Guerra: da Peccioli 70mila euro di medicinali per l'ospedale di Leopoli

La decisione del Comune e di Belvedere spa per sostenere la popolazione colpita dal conflitto

Un carico di medicinali che prenderà il volo dall'Italia in direzione Ucraina. La comunità pecciolese, con in prima fila il Comune di Peccioli e Belvedere Spa, donerà 70mila euro di medicinali da destinare all'ospedale di Leopoli, proprio in questi giorni oggetto dei primi bombardamenti da parte delle forze armate russe.
La decisione è stata presa nel corso di una Giunta comunale che, utilizzando una riserva di bilancio prevista per esigenze straordinarie, ha finanziato, con il supporto della Federazione regionale della Misericordie della Toscana, l'acquisto di 35mila euro di medicinali.
"In questo momento di emergenza, non solo per l'Ucraina ma di grande tensione in tutta Europa, è indispensabile fare il nostro dovere e dare il nostro contributo - ha detto il sindaco Renzo Macelloni - abbiamo ritenuto necessario dimostrare concretamente la vicinanza della comunità di Peccioli alla popolazione ucraina. Come amministrazione comunale ci riserviamo di rimodulare la nostra programmazione per sensibilizzare tutti i cittadini e continuare a porre attenzione alla situazione ucraina".
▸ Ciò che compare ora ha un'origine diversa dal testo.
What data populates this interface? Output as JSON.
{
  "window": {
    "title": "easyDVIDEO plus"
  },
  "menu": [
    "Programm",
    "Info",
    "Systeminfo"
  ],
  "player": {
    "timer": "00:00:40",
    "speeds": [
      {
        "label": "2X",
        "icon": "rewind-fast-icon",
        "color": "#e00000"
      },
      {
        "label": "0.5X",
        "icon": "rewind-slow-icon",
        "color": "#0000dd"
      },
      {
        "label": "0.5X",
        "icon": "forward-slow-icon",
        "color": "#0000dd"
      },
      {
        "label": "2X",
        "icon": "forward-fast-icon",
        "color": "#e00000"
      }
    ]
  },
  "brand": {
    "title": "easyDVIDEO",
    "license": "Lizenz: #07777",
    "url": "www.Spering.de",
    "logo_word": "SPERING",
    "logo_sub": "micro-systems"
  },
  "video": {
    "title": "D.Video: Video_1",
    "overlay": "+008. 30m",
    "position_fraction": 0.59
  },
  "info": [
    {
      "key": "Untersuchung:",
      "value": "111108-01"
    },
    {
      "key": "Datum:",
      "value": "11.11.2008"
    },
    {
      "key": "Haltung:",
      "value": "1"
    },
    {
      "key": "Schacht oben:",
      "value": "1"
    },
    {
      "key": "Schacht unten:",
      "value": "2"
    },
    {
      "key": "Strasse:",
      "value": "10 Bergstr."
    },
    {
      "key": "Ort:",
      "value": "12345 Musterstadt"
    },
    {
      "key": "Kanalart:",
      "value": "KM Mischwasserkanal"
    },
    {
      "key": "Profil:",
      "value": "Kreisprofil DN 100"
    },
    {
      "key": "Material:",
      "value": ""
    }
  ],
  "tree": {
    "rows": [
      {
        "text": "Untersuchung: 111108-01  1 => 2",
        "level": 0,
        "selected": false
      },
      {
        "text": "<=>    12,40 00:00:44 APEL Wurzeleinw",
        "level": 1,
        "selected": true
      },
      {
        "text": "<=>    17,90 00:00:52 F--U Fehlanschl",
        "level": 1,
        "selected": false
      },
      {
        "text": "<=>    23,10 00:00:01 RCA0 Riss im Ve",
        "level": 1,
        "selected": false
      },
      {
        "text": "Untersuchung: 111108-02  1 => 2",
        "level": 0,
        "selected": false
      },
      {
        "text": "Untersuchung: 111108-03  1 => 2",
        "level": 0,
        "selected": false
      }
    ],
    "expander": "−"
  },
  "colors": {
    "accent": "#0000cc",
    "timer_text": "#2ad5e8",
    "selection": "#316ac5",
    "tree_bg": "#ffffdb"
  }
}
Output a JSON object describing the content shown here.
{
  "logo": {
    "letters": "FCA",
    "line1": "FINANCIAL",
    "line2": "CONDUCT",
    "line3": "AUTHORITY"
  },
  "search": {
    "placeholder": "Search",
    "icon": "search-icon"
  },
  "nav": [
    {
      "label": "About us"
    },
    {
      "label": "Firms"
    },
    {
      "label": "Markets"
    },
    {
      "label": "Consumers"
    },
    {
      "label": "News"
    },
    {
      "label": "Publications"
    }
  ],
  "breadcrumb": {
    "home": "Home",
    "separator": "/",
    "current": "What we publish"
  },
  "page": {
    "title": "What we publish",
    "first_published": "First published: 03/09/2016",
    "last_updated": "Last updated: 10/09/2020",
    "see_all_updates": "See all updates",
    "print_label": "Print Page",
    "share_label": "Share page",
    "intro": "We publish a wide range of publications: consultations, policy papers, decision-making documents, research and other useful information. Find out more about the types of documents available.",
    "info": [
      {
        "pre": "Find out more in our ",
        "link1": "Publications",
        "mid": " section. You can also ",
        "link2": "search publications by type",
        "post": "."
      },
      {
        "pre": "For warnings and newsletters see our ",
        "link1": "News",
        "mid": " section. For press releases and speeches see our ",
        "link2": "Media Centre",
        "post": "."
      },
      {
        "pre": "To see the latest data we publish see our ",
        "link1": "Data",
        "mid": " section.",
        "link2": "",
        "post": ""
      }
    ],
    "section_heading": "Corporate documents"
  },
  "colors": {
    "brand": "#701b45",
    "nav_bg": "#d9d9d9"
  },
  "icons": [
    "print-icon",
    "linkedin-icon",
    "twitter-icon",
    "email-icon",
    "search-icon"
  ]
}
Già il 17 marzo scorso il consiglio di amministrazione di Belvedere spa aveva deliberato la volontà di mettere a disposizione l'importo di 35mila euro per l'acquisto di medicinali da inviare in Ucraina per un totale dunque di 70mila euro. "Una scelta, quella dell'intero Sistema Peccioli, dettata dalla grave situazione che si sta verificando in Ucraina, determinata da una vera e propria aggressione perpetrata dalla Russia che ha dato avvio a una guerra, come non se ne erano più viste sul territorio europeo negli ultimi 75 anni, che purtroppo si sta velocemente trasformando in una emergenza umanitaria - si legge nella delibera approvata dalla Giunta il 19 marzo - tenuto conto che l’amministrazione comunale considera quella degli ucraini una battaglia giusta, una coraggiosa lotta in primis per la difesa del loro Paese e per la loro libertà, ma in seconda battuta anche per noi e per le democrazie occidentali, si ravvisa la necessità di fornire supporto alle persone rimaste in Ucraina. Valutando anche l'accoglienza di coloro che sono costretti a lasciarla per sopravvivere".